El embrujo de Alcaraz
Publicado el 18/07/2024 a las 07:40
A menudo, la palabra divisa conduce a percibir su significado ligado al mundo de la tauromaquia, en cuanto que dice referencia a la señal exterior que distingue a los toros de las diferentes ganaderías. Recientemente el triunfo alcanzado por Carlos Alcaraz, enfrentado al siete veces campeón Djokovic en el Grand Slam de Wimbledon, aunque de manera simbólica, en mi opinión, habla también de “divisa”.
Es el sentido de la divisa en cuanto compendio de la propia especificidad de la historia del tenista murciano, de la clave interior que ha ido transformando y dando realidad a su sueño de niño, del eco que sus palabras desvelan “ estoy preparado para ello” de su determinación y decisión concebidas como herramientas al servicio de un ideal.

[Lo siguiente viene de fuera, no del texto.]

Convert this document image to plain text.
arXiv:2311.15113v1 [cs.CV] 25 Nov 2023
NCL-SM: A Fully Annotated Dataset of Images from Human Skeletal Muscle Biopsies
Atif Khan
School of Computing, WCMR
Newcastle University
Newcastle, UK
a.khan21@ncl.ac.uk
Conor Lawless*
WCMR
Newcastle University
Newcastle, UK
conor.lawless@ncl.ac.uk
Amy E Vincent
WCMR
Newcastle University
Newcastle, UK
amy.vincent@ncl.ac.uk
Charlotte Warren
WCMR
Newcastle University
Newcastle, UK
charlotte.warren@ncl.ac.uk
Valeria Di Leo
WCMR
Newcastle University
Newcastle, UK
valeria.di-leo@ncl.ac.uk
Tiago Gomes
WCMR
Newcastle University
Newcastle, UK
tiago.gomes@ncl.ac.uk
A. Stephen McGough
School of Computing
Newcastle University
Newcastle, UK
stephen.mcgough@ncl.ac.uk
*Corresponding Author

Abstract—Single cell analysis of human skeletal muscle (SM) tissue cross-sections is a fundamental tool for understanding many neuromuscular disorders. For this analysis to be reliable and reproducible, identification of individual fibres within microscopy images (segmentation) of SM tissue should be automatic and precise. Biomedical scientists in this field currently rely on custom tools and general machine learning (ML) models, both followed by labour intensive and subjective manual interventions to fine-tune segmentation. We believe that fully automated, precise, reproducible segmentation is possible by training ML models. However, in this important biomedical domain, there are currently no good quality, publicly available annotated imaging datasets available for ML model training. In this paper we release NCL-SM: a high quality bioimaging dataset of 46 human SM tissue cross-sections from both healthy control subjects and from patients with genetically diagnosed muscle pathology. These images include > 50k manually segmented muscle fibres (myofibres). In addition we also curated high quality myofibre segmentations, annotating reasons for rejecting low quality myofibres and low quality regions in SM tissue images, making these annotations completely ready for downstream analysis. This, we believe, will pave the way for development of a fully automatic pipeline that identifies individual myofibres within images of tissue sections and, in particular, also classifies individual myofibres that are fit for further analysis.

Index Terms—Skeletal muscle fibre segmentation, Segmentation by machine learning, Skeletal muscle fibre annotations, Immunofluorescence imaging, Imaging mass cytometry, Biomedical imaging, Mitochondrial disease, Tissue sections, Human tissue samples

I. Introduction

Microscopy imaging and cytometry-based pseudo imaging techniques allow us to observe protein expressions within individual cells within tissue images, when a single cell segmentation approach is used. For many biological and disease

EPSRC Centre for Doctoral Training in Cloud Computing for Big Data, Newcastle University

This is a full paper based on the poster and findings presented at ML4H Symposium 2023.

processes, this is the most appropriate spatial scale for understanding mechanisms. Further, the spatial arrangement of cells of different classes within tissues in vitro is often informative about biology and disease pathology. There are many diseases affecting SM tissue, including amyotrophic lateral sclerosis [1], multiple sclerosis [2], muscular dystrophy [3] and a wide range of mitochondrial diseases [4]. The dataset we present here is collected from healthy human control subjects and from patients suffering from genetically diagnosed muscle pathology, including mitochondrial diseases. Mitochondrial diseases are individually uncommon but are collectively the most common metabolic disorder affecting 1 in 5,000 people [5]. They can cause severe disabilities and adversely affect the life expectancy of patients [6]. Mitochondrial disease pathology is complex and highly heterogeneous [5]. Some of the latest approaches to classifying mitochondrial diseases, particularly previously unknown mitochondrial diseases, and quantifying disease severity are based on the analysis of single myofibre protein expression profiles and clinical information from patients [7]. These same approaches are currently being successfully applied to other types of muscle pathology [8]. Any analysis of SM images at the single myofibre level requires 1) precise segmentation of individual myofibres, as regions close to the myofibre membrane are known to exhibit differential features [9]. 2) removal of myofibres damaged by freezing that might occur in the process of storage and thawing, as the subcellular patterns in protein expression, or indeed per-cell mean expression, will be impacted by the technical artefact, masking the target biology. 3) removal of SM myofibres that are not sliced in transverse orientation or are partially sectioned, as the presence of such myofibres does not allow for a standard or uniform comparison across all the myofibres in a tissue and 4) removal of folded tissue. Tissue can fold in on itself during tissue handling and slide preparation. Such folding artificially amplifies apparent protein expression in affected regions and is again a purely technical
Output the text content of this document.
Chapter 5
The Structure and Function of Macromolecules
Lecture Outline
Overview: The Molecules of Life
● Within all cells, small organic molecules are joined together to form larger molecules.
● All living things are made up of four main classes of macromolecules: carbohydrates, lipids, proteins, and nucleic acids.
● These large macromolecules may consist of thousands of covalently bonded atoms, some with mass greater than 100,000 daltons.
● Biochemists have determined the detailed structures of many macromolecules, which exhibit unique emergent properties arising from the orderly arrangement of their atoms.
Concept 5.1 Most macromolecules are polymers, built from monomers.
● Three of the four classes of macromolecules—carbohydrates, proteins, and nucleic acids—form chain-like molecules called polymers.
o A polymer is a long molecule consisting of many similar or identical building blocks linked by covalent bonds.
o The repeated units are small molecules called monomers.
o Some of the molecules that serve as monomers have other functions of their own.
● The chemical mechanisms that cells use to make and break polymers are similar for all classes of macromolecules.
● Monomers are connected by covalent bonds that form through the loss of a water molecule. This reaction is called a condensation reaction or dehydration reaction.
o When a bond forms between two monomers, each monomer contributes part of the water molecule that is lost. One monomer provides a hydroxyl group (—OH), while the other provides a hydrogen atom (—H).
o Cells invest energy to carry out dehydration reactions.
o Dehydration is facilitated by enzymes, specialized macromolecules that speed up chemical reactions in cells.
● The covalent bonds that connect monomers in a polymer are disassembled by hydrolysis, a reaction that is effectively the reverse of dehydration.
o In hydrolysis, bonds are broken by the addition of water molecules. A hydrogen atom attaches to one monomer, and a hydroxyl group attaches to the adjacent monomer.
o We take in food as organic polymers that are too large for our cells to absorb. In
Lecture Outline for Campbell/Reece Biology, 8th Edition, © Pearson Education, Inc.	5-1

Un ideal que cada día con su esfuerzo ha convertido y consagrado a una causa: la de ofrecer lo mejor de sí mismo a los demás.
En mi certeza de que le seguiremos viendo atravesar nuevas pistas, duras, de hierba o tierra batida, ésas a las que su juego y el alto vuelo de su corazón le lleven; también, ésas mismas nos traerán la alegría que, conforme a la expresión de P Claudel, se escribe al modo de no tener principio ni final.